As we all know that when a capacitor is allowed to charge at the starting instant the maximum amount of current flows through it and the value of voltage at the very instant is very low
and according to the properties of phasors the y component of phasor gives the magnitude of the quantity thus current is perpendicular to the voltage.. Mathematically It can be explained as (Q = VC).
dQ=CdV

Current (I) = dQ/dt.

So I = CdV/dt.

If V is a sine curve, then I is the slope of the sine curve, which leads it by 90°.

 

Sir I need further explaination because this topic is realy ambiguous to me I want to clear it as far as possible. Would you like to explain it in a new way, by using a mathematical expression ??

 

This zombie thread won't stay dead!

 

Sir I need further explaination because this topic is realy ambiguous to me I want to clear it as far as possible. Would you like to explain it in a new way, by using a mathematical expression ??

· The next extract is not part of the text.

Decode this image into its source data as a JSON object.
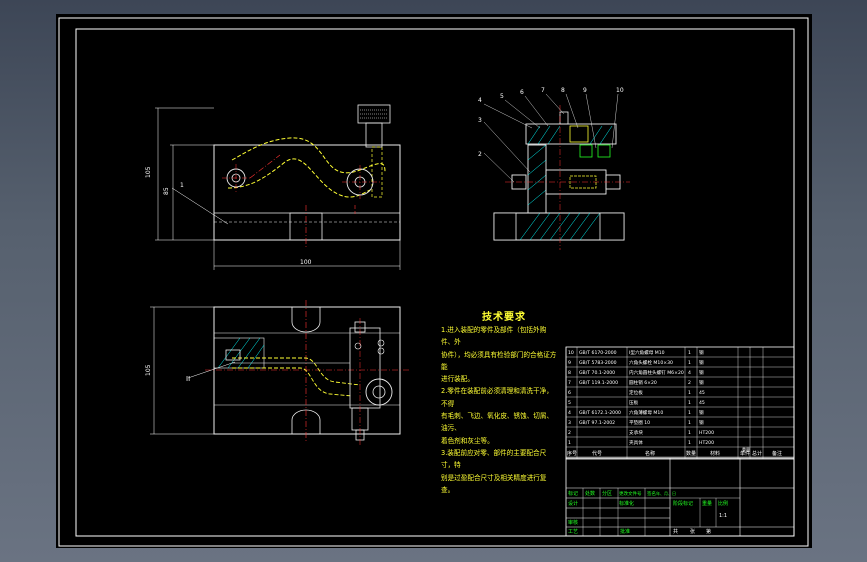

What is it that is ambiguous? Given your previous post, you seem to understand that, from the differential equation that governs the relationship between the voltage and the current in a capacitor that if the voltage is a sine wave that the current is a sine wave that leads the voltage waveform by 90°.

What is it that you find ambiguous?

 

Why current leads voltage by 90 degree in capacitor?

This zombie thread won't stay dead!

That is because March 22nd leads April 1st by 10 days.

 

If you think of a resistor in series with a capacitor.
When say 10 volts if applied to the resistor to ground there is at the start 0 volts voltage across capacitor but maximum 10/ R current into the capacitor.
So it can be seen the current is at a maximum while the voltage is at a minimum.
After a period of time the voltage will be maximum across the capacitor and current will be zero.

So this means the voltage and current are out of phase with each other.